Wild’s Moss keeps sack attack rollingBy Jeffrey Lutz
The Wichita Eagle
Taking stock of his two-sack game in the season opener against Allen, one thing stood out to Wild defensive end Matt Moss: his anger.
Displeasure doesn’t always reap such positive results for Moss, a Texas A&M product in his second season with Wichita. But a professional disappointment gave Moss raw emotion that he has harbored throughout the season and turned into defensive dominance.
Moss leads the IFL with 11 1/2 sacks, nearly double the total of the next-highest player heading into Saturday’s home game against Allen. He’s part of a scheme that emphasizes pressuring the quarterback, but it’s a philosophy that wouldn’t have legs without Moss.
"Sometimes that can get you into trouble," Moss said. "The first game I started off with two sacks, I came into the game and I remember I was just ready to play. I had gotten released from Edmonton (of the CFL) and I had a lot of built-up emotional anger to just release it onto somebody else."
Moss (6-foot-4, 255 pounds) had 2 1/2 sacks in two years at Texas A&M, where he played alongside current NFL standout linebacker Von Miller. Moss’ years in College Station gave him an education on pass rushing, and he refined his knowledge and skills by playing indoors.
Learning from some of the best defensive ends in the arena game, Moss discovered techniques that allow him to get to the quarterback in a faster environment with less room to work. He also played against challenging offensive linemen in the CFL.
"In the indoor game, the more you play it, the better you can get at it," Moss said. "There’s certain ways to attack it and certain ways to do it. It’s a lot harder to get a sack here than in the outdoor game, just because of the pure fact that the ball is (released) so fast."
By design, Wichita’s strength is the defensive line. Moss and Kwame Jordan, out of Louisiana Tech, give the Wild a formidable pair on the ends, taking advantage of a freedom to constantly harass the quarterback.
With such aggressiveness, however, comes the occasional mistake. Wichita is second in the IFL with 20 1/2 sacks but is last in passing yards allowed per game, at 220. The Wild’s pressure forces quick decisions, and Wichita’s secondary hasn’t often capitalized on those hurries.
"Sometimes when you get after them he can get outside of the pocket and it can open up a little differently," Moss said. "Or he can squirm through a little hole.
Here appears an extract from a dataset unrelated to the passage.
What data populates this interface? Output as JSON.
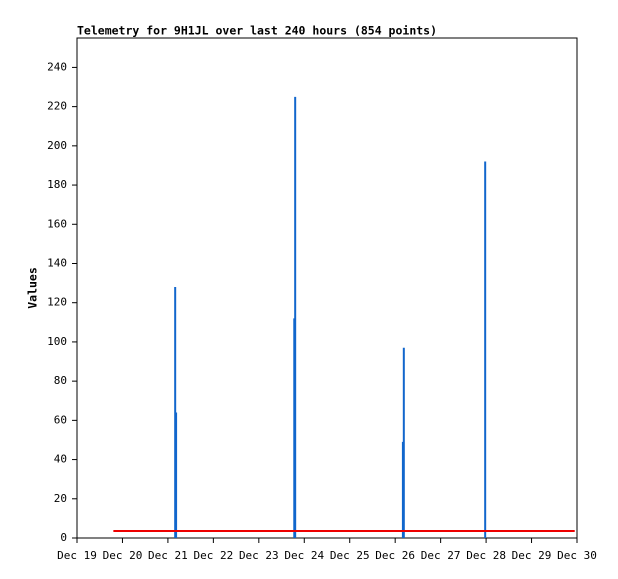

We’ve been trying to work on closing it down a little bit.
"... If you want to get after the quarterback and establish that as your type of defense, if you want to attack him, you have to realize that sometimes you’re maybe not going to get there and he’s going to find that one hole in the defense and capitalize on it."
A heavy reliance on the defense has also put pressure on that unit. Wichita is 15th in the 16-team IFL in scoring, so it is usually on the defense to keep games low-scoring enough to win.
Moss doesn’t mind that. In fact, it kind of makes him mad — the kind of mad that has allowed him to be the most productive defensive end in the league.
"I let a lot of emotions into the game," Moss said. "I’m trying to move up and hopeful to move up, whether it’s the NFL or CFL. I play with that emotional chip on my shoulder just to know that I can play there and get back up there.
"It can get me into some trouble sometimes, because sometimes I play with too much emotion and get caught up in it. But at the same time I love this game ... so much and have so much respect for it, that I do play with that emotional passion on the football field."